Origin Research Labs BPC-157 Specifications
Origin Research Labs produces BPC-157 to the highest standards available for research-grade peptides. Every batch undergoes third-party analytical testing before release.
| Specification | Value |
|---|---|
| Purity (HPLC) | >99% |
| Quantity | 5 mg lyophilized powder |
| Form | Lyophilized (freeze-dried) |
| Third-Party Testing | Janoshik Analytical (HPLC + MS) |
| Molecular Weight Confirmed | 1419.5 g/mol (ESI-MS) |
| Storage | -20°C recommended; stable at 2-8°C short-term |
| Sequence Verified | Yes (15 amino acid residues confirmed) |
| COA Available | Yes, batch-specific, publicly accessible |
Each vial is sealed under inert conditions and shipped with desiccant to prevent moisture exposure during transit. Batch-specific Certificates of Analysis are available for review on our COA page and are included with every order.
Conclusion
BPC-157 is a well-characterized synthetic pentadecapeptide derived from a segment of human gastric juice protein. With a molecular weight of 1419.5 g/mol and a distinctive 15-amino-acid sequence, it has become one of the most extensively studied peptides in in-vitro research contexts. Published literature documents observations across cell signaling, angiogenesis, and growth factor modulation pathways, all within controlled laboratory settings.

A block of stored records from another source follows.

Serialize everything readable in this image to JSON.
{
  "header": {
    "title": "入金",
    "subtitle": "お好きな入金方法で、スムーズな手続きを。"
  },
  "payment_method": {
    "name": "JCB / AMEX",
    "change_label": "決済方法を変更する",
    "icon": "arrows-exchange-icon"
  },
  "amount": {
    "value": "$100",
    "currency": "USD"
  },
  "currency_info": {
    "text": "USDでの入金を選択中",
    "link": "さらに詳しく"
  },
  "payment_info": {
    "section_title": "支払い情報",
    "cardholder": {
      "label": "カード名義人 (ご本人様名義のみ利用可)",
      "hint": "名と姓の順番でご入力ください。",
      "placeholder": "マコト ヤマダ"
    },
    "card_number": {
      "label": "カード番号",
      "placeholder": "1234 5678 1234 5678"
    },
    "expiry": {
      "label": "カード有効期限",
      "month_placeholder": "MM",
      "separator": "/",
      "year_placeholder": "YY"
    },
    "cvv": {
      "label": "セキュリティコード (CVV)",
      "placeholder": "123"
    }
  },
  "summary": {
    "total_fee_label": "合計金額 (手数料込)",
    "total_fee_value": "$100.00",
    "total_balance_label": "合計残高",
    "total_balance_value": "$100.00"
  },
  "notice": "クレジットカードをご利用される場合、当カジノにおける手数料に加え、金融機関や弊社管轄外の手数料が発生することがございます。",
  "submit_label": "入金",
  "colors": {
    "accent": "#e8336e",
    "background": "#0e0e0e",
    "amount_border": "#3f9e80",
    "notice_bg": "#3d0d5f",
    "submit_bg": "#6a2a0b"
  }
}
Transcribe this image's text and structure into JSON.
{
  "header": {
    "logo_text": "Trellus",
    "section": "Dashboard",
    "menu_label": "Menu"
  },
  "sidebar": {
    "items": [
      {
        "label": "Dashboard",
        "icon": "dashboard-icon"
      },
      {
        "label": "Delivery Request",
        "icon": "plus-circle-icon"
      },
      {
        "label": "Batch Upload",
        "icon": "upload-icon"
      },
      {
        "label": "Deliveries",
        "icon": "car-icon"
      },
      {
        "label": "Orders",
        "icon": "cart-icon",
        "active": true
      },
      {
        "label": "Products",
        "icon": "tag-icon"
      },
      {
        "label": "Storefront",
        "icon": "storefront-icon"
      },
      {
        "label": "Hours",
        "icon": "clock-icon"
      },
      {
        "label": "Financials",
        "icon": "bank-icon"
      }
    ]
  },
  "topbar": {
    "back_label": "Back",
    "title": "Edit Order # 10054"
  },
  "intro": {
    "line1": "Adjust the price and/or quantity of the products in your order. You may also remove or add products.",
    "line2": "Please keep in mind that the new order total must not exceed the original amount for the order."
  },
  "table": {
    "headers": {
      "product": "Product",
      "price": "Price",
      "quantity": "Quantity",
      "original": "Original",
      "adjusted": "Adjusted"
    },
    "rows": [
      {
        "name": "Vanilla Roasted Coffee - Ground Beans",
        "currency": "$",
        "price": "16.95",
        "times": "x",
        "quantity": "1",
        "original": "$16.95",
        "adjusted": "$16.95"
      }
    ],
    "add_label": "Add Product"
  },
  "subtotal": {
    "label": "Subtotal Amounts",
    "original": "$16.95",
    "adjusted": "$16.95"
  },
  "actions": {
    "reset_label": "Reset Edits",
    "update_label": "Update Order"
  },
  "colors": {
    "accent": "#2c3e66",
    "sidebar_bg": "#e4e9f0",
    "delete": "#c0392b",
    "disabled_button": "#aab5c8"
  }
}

For research professionals, the quality and purity of any peptide compound is paramount. Verified HPLC purity exceeding 99%, mass spectrometry confirmation of molecular identity, and transparent third-party COAs from laboratories like Janoshik Analytical are the benchmarks that distinguish research-grade material from inferior alternatives.
Origin Research Labs is committed to providing the research community with peptides that meet these rigorous analytical standards. Every batch of BPC-157 is independently tested, fully documented, and produced via validated SPPS protocols to support reproducible, high-quality laboratory research.